I am processing approximately 19,710 directories containing IIS log files in an Azure Synapse Spark notebook. There are 3 IIS log files in each directory. The notebook reads the 3 files located in the directory and converts them from text delimited to Parquet. No partitioning. But occasionally I get the following two errors for no apparent reason.
{
"errorCode": "2011",
"message": "An error occurred while sending the request.",
"failureType": "UserError",
"target": "Call Convert IIS To Raw Data Parquet",
"details": []
}
When I get the error above all of the data was successfully written to the appropriate folder in Azure Data Lake Storage Gen2.
{
"errorCode": "6002",
"message": "(3,17): error CS0234: The type or namespace name 'Spark' does not exist in the namespace 'Microsoft' (are you missing an assembly reference?)\n(4,17): error CS0234: The type or namespace name 'Spark' does not exist in the namespace 'Microsoft' (are you missing an assembly reference?)\n(12,13): error CS0103: The name 'spark' does not exist in the current context",
"failureType": "UserError",
"target": "Call Convert IIS To Raw Data Parquet",
"details": []
}
When I get the error above none of the data was successfully written to the appropriate folder in Azure Data Lake Storage Gen2.

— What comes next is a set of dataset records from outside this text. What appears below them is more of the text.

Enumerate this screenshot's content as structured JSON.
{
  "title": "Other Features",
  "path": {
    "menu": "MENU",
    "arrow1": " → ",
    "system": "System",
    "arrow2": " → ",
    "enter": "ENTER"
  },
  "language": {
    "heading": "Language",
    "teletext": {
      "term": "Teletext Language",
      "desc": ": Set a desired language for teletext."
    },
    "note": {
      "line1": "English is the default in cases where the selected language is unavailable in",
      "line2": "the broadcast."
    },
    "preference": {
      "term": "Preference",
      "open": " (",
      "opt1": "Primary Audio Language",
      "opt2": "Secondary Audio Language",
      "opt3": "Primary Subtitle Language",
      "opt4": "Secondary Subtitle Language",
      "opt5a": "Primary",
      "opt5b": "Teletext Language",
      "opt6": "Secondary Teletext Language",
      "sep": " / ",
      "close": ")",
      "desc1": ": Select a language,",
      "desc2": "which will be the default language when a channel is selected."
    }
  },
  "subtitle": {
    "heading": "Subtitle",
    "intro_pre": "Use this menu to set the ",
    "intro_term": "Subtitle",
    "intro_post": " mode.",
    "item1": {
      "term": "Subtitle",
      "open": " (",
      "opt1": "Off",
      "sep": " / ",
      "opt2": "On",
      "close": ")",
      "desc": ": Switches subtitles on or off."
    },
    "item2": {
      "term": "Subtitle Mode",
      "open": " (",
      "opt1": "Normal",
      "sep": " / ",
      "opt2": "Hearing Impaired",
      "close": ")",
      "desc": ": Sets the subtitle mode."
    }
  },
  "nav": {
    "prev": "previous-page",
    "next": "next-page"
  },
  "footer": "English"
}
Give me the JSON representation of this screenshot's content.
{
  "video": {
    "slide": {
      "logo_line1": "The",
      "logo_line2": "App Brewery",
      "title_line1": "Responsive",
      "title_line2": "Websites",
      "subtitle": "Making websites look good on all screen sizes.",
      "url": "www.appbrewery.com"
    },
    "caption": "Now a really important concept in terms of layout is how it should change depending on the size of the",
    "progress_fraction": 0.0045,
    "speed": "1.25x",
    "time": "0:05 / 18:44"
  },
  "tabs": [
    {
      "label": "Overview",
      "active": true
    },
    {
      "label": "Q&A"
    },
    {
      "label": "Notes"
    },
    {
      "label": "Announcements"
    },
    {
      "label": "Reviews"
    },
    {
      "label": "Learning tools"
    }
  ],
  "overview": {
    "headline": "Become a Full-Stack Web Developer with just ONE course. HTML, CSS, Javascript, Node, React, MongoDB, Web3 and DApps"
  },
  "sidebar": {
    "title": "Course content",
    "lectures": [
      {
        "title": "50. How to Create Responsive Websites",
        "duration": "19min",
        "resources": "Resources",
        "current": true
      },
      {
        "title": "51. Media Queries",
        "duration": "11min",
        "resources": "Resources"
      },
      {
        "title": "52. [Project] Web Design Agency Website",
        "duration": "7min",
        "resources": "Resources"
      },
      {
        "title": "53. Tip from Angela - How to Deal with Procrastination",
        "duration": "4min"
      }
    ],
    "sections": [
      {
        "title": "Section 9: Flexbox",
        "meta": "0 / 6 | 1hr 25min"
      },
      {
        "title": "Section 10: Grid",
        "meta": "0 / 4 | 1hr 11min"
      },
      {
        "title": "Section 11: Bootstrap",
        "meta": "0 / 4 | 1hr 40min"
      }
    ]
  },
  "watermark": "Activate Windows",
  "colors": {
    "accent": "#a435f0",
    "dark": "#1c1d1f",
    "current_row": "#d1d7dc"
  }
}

In both cases you can see that the notebook did run for a period of time. I have enabled 1 retry on the spark notebook, it is a pyspark notebook that does python for the parameters with the remainder of the logic using C# %%csharp. The spark pool is small (4 cores/ 32GB) with 5 nodes.
The only conversion going on in the notebook is converting a string column to a timestamp.
var dfConverted = dfparquetTemp.WithColumn("Timestamp",Col("Timestamp").Cast("timestamp"));
When I say this is random the pipeline is currently running and after processing 215 directories there are 2 of the first failure and one of the second.
Any ideas or suggestions would be appreciated.
OK after running for 113 hours (its almost done) I am still getting the following errors but it looks like all of the data was written out
Count 1
Count 1
Count 17
Not sure what these errors are about and of course I will rerun the specific data in the pipeline to see if this is a one-off or keeps occurring on this specific data. But it seems as if these errors or occurring after the data as been written to parquet format.